Friday, August 24, 2012

New Hires at OBU and Elsewhere

Happy new academic year!  You might have come expecting analysis of the Princeton Review report that noted a "glaring complaint" from students: "Lack of communication" from administration.  (Looks like students are unhappy with administrators' answers to questions like "Why are our favorite religion professors disappearing?")  You might also be expecting a continuation of our series on the 2012 Forbes rankings (in which OBU has declined from #109 to #390 during Rev. Dr. David Whitlock's tenure as president).  These posts will be coming soon.

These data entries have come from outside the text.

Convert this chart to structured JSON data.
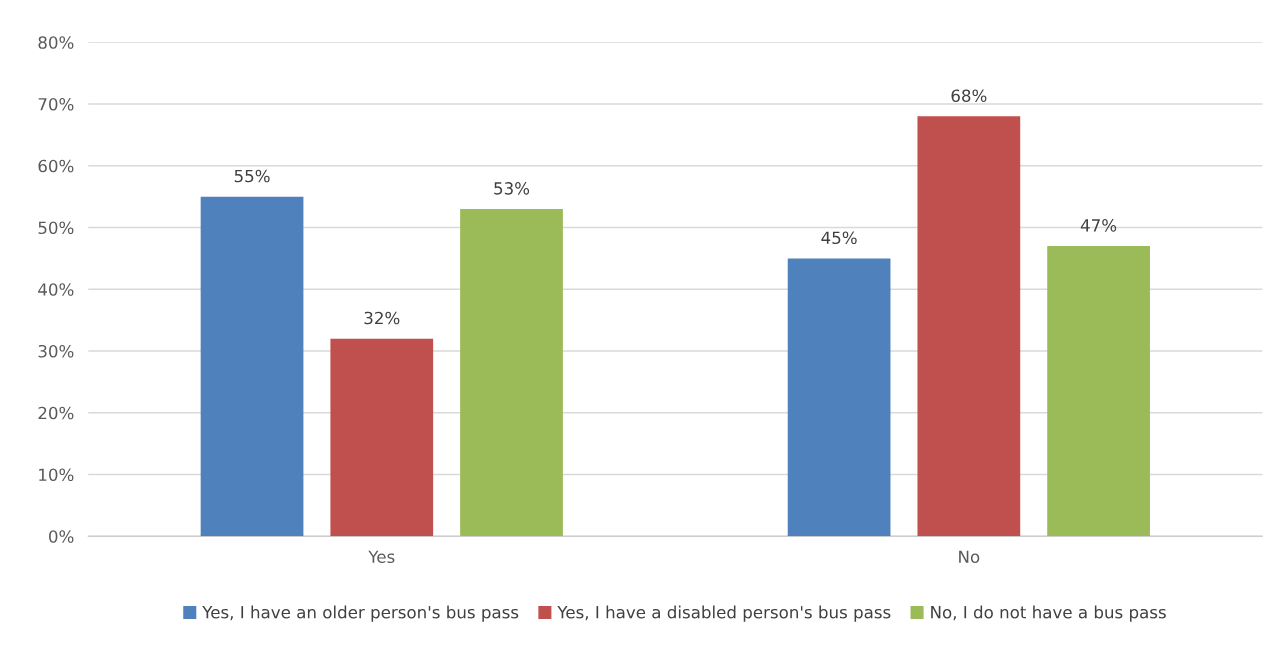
{
  "chart_data": {
    "type": "bar",
    "categories": [
      "Yes",
      "No"
    ],
    "series": [
      {
        "name": "Yes, I have an older person's bus pass",
        "color": "#4f81bd",
        "values": [
          55,
          45
        ],
        "value_labels": [
          "55%",
          "45%"
        ]
      },
      {
        "name": "Yes, I have a disabled person's bus pass",
        "color": "#c0504d",
        "values": [
          32,
          68
        ],
        "value_labels": [
          "32%",
          "68%"
        ]
      },
      {
        "name": "No, I do not have a bus pass",
        "color": "#9bbb59",
        "values": [
          53,
          47
        ],
        "value_labels": [
          "53%",
          "47%"
        ]
      }
    ],
    "ylim": [
      0,
      80
    ],
    "yticks": [
      {
        "value": 0,
        "label": "0%"
      },
      {
        "value": 10,
        "label": "10%"
      },
      {
        "value": 20,
        "label": "20%"
      },
      {
        "value": 30,
        "label": "30%"
      },
      {
        "value": 40,
        "label": "40%"
      },
      {
        "value": 50,
        "label": "50%"
      },
      {
        "value": 60,
        "label": "60%"
      },
      {
        "value": 70,
        "label": "70%"
      },
      {
        "value": 80,
        "label": "80%"
      }
    ],
    "grid": "y",
    "legend": "bottom"
  }
}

Today we're looking at some items related to new faculty and the search/hire process at Baptist universities.

OBU Announces New Faculty
One of our initial concerns was widespread faculty anger that search committee recommendations based on achievement and promise for future success were being overruled by administrators who prefer to hire based on adherence to fundamentalist dogma.  We received encouraging news in April from sources who predicted that the English department would be able to fill its vacancies without undue pressure from administrators who would impose doctrinal/social/political litmus tests (link to MS Word document) in hiring, which past OBU job candidates faced.

Credit where credit is due: We have received no reports that any of these searches (three in languages, two in teacher education) were tainted by fundamentalist meddling.  Given the outsized impact OBU faculty have on their students, and especially considering the fact that the two English hires are replacing retiring legends, these new Humanities and Social Sciences colleagues have large shoes to fill.  We wish them the best.

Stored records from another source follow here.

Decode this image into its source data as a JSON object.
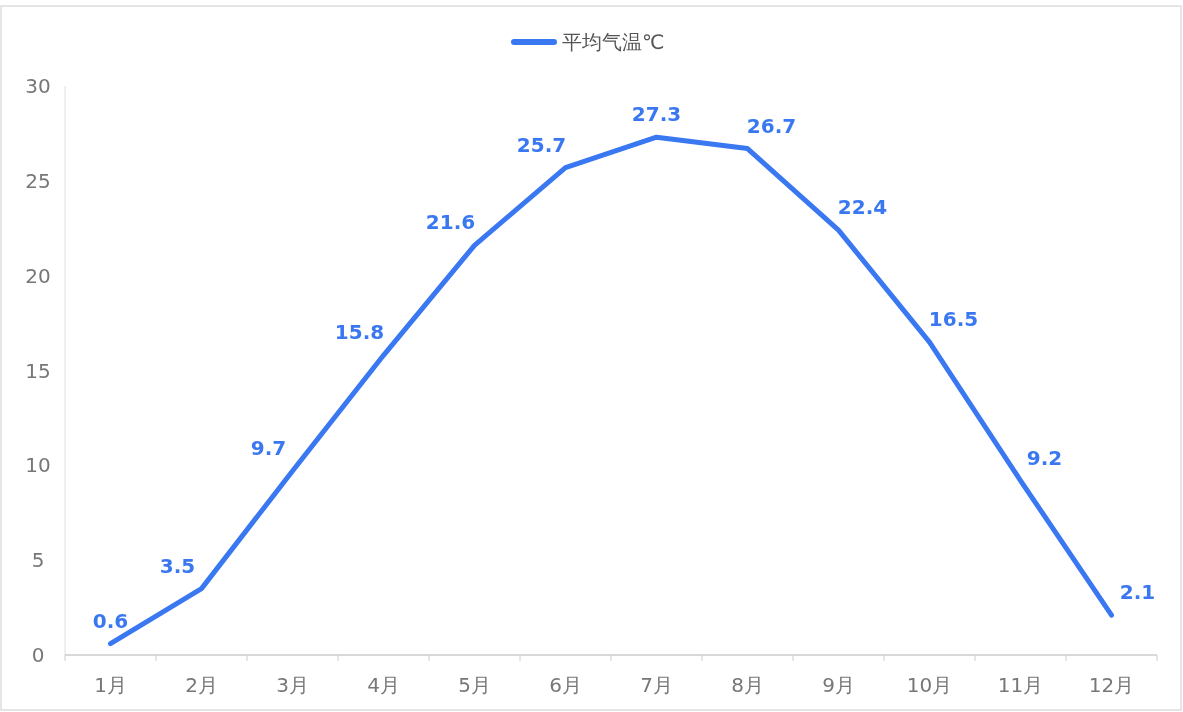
{
  "chart_data": {
    "type": "line",
    "categories": [
      "1月",
      "2月",
      "3月",
      "4月",
      "5月",
      "6月",
      "7月",
      "8月",
      "9月",
      "10月",
      "11月",
      "12月"
    ],
    "series": [
      {
        "name": "平均气温℃",
        "color": "#3a78f2",
        "values": [
          0.6,
          3.5,
          9.7,
          15.8,
          21.6,
          25.7,
          27.3,
          26.7,
          22.4,
          16.5,
          9.2,
          2.1
        ]
      }
    ],
    "ylim": [
      0,
      30
    ],
    "yticks": [
      0,
      5,
      10,
      15,
      20,
      25,
      30
    ],
    "grid": false,
    "legend": "top",
    "data_labels": true,
    "marker": "none",
    "line_style": "solid"
  }
}
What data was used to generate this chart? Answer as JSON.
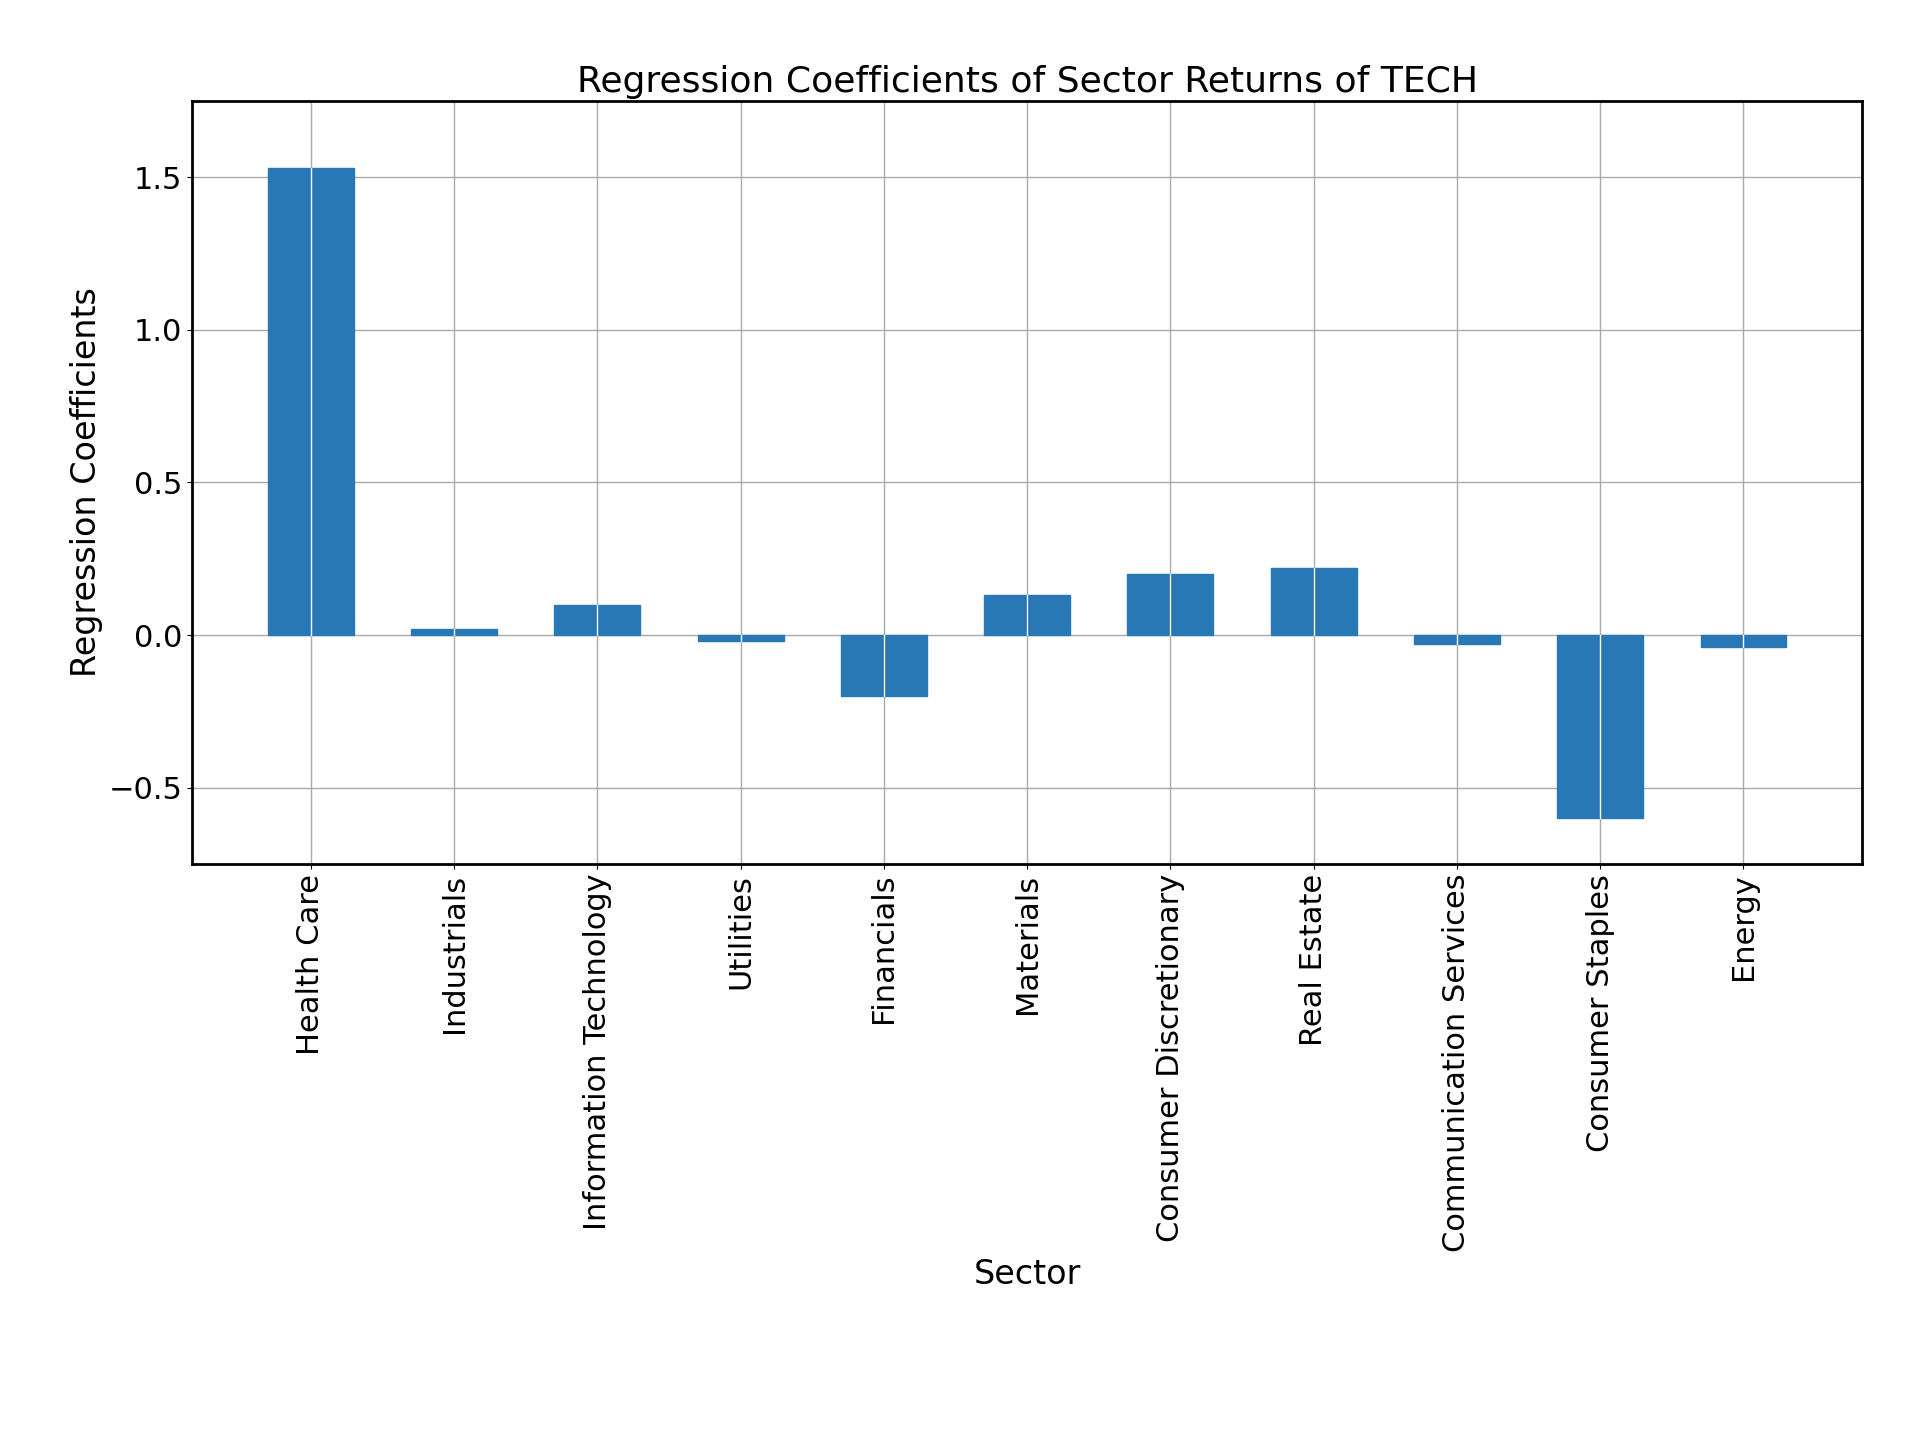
{
  "title": "Regression Coefficients of Sector Returns of TECH",
  "xlabel": "Sector",
  "ylabel": "Regression Coefficients",
  "categories": [
    "Health Care",
    "Industrials",
    "Information Technology",
    "Utilities",
    "Financials",
    "Materials",
    "Consumer Discretionary",
    "Real Estate",
    "Communication Services",
    "Consumer Staples",
    "Energy"
  ],
  "values": [
    1.53,
    0.02,
    0.1,
    -0.02,
    -0.2,
    0.13,
    0.2,
    0.22,
    -0.03,
    -0.6,
    -0.04
  ],
  "bar_color": "#2878b5",
  "background_color": "#ffffff",
  "grid_color": "#aaaaaa",
  "title_fontsize": 26,
  "label_fontsize": 24,
  "tick_fontsize": 22,
  "ylim": [
    -0.75,
    1.75
  ]
}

Likewise, we were pleased to see three new hires in the Hurley College of Science and Mathematics.  As a person who studied religion, I'm particularly sensitive to the kinds of litmus tests new Bible, theology, and ministry faculty face with Mark McClellan as dean and Stan Norman as provost.  But let's not forget that science faculty could be the next targets.

There was an announcement about new faculty in nursing and fine arts as well.

In the coming weeks, we'll have more to say on the new Hobbs College hire and the process (or lack thereof) used to select him.

Shorter Begins Filling a Bazillion Vacancies
At Shorter University in Rome, GA (about which we've blogged here before), the situation could not be more different.  Shorter is filling dozens of vacancies due to the mass exodus of faculty this year in protest of the university's "lifestyle statement."  The devastation there is the work of Dr. Don Dowless, the puppet president installed to appease the increasingly fundamentalist Georgia Baptist Convention.  I'll let our friends at Save Our Shorter explain the new hires.  Short version: A lot of adjuncts and part-timers got promoted, at least one lesser fundamentalist college faculty got raided, and several handfuls of desperate and/or fundamentalist junior professors signed on.  The accrediting body will let the lifestyle statement slide.  But it might not smile on such an amateurish faculty.

Looking at Shorter and other Baptist schools helps us remember two sobering and related facts:

  1. Things could get worse.
  2. They probably will.

Yet as some Baptist schools begin their year with elaborate ceremonies where new faculty are forced to sign creedal statements, we can take comfort in the fact that OBU is still a place where students are free to learn and teachers are free to teach.  But we are mindful of the recent problems and the threat of future encroachments.

Best wishes to everyone on Bison Hill for a great 2012-13 academic year!